Elimizde biletlerimiz, konserin verileceği Old Town School of Folk Music'in kapısından heyecanla içeri girerken beklentimiz sıcak bir karşılama, hatta belki hasretle kucaklamaydı (itiraf ediyorum köklerinden son derece bağımsız yaşayan ben bile arada okyanus aşırı bir fark olunca insanımı özledim). Velakin manzara tamamen farklıydı. Gülümseyerek etrafa bakarken yaş ortalaması hayli yüksek Amerikalı Türklerin arasından organizasyon komitesinden bir muhatap bulmaya çalışmakla geçen on dakikanın sonunda resepsiyonun başlayacağı saate kadar bir köşeye oturmayı tercih ettik.

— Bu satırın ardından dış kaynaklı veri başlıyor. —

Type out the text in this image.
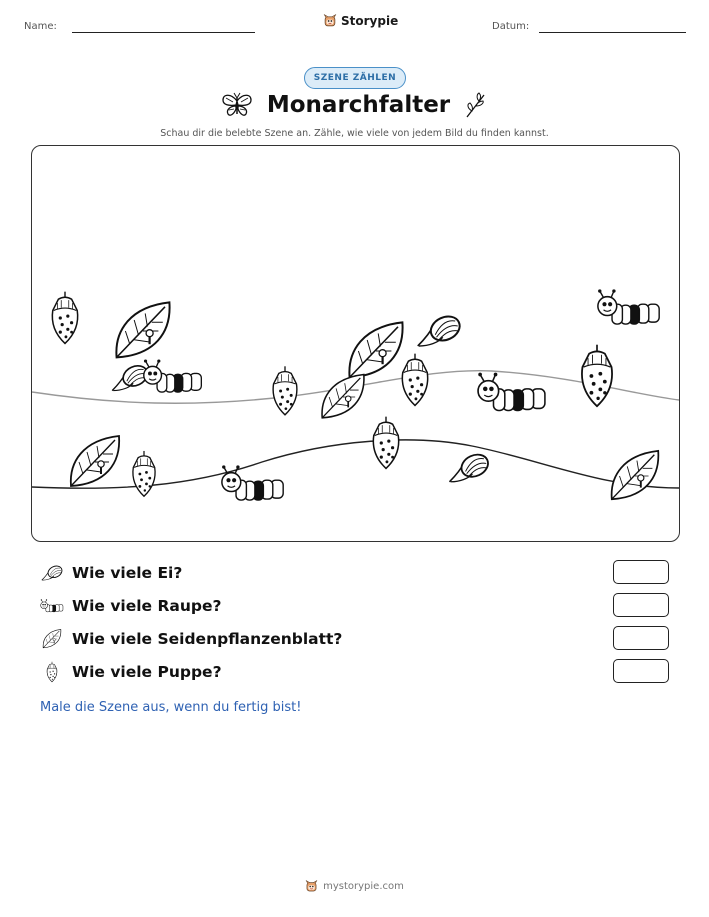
Name:	Storypie	Datum:
SZENE ZÄHLEN
Monarchfalter
Schau dir die belebte Szene an. Zähle, wie viele von jedem Bild du finden kannst.
Wie viele Ei?
Wie viele Raupe?
Wie viele Seidenpflanzenblatt?
Wie viele Puppe?
Male die Szene aus, wenn du fertig bist!
mystorypie.com
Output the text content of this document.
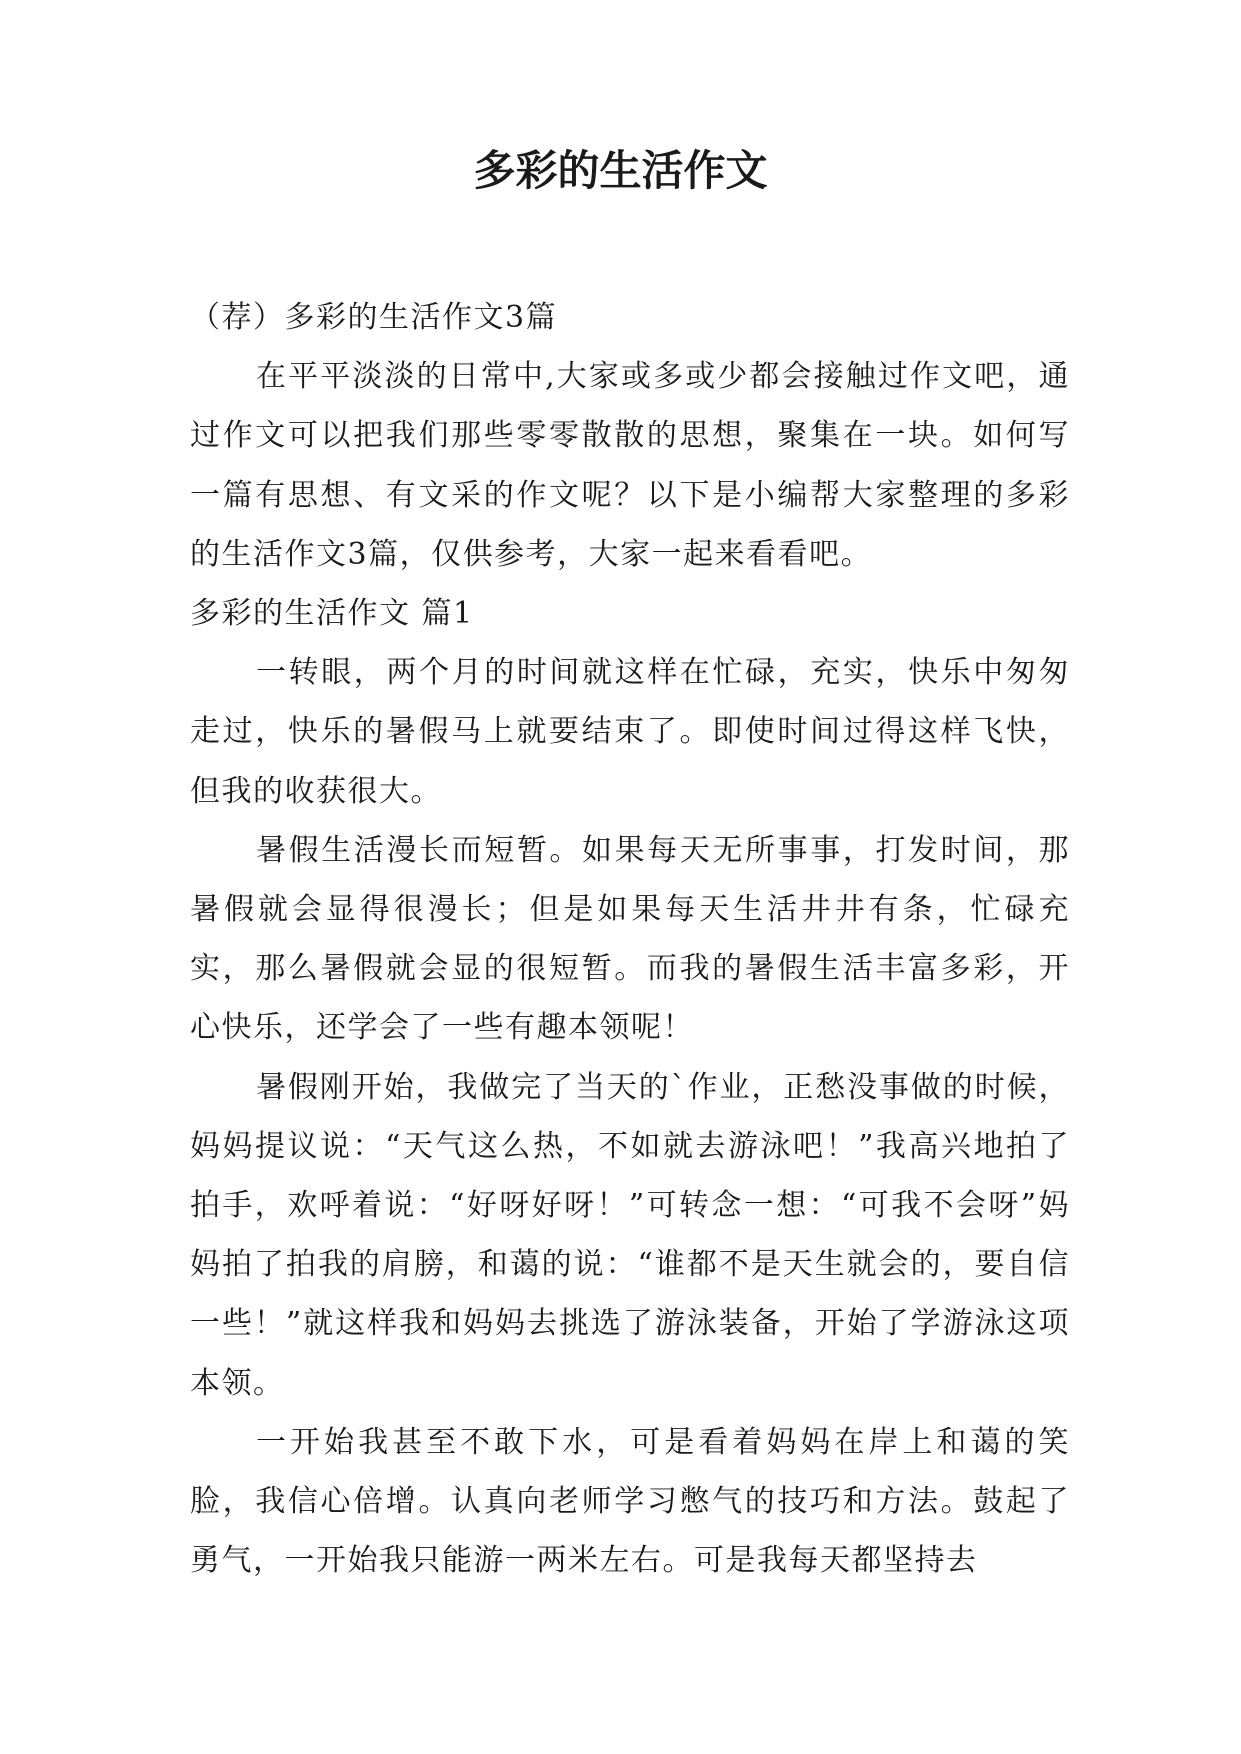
多彩的生活作文

（荐）多彩的生活作文3篇

在平平淡淡的日常中,大家或多或少都会接触过作文吧，通过作文可以把我们那些零零散散的思想，聚集在一块。如何写一篇有思想、有文采的作文呢？以下是小编帮大家整理的多彩的生活作文3篇，仅供参考，大家一起来看看吧。

多彩的生活作文 篇1

一转眼，两个月的时间就这样在忙碌，充实，快乐中匆匆走过，快乐的暑假马上就要结束了。即使时间过得这样飞快，但我的收获很大。

暑假生活漫长而短暂。如果每天无所事事，打发时间，那暑假就会显得很漫长；但是如果每天生活井井有条，忙碌充实，那么暑假就会显的很短暂。而我的暑假生活丰富多彩，开心快乐，还学会了一些有趣本领呢！

暑假刚开始，我做完了当天的`作业，正愁没事做的时候，妈妈提议说：“天气这么热，不如就去游泳吧！”我高兴地拍了拍手，欢呼着说：“好呀好呀！”可转念一想：“可我不会呀”妈妈拍了拍我的肩膀，和蔼的说：“谁都不是天生就会的，要自信一些！”就这样我和妈妈去挑选了游泳装备，开始了学游泳这项本领。

一开始我甚至不敢下水，可是看着妈妈在岸上和蔼的笑脸，我信心倍增。认真向老师学习憋气的技巧和方法。鼓起了勇气，一开始我只能游一两米左右。可是我每天都坚持去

Bürokrasinin ağır toplarıymışçasına arz-ı endam eden ve selamlaşıp sohbete başlayan Türk seyirci kitlesinin arasında saçını beyaz plastik çatalla toplamış bir hanımefendi dikkatimizden kaçmadı. Mevcut kitle ile kaynaşamayacağımızı anlayıp o gece için Türk içkilerinin satışını yapan büfeye ilerledik. Sofra şarabından hallice bir Kavaklıdere şarabına 5'er dolar ödeyip köşemize çekildiğimizde resepsiyonun başladığı uyarısıyla ilgili salona yöneldik. Ne zamandır yemediğimiz zeytinyağlıların, böreklerin, tatlıların hayaliyle tutuştuğumuz için bu resepsiyonu gözümüzde çok büyütmüştük. Amerikan damak zevkine uyarlanmış mezeleri buna da şükür deyip mideye indirdik.
Lamajamal grubu ile klarinetçi Jim Stoynoff'un çeşitli semai, karşılama ve taksimlere yer verdiği konserin ilk bölümünde zirve şehnaz longa oldu. Tosunpaşa'yı hatırladıkça memleket özlemi depreşmedi değil.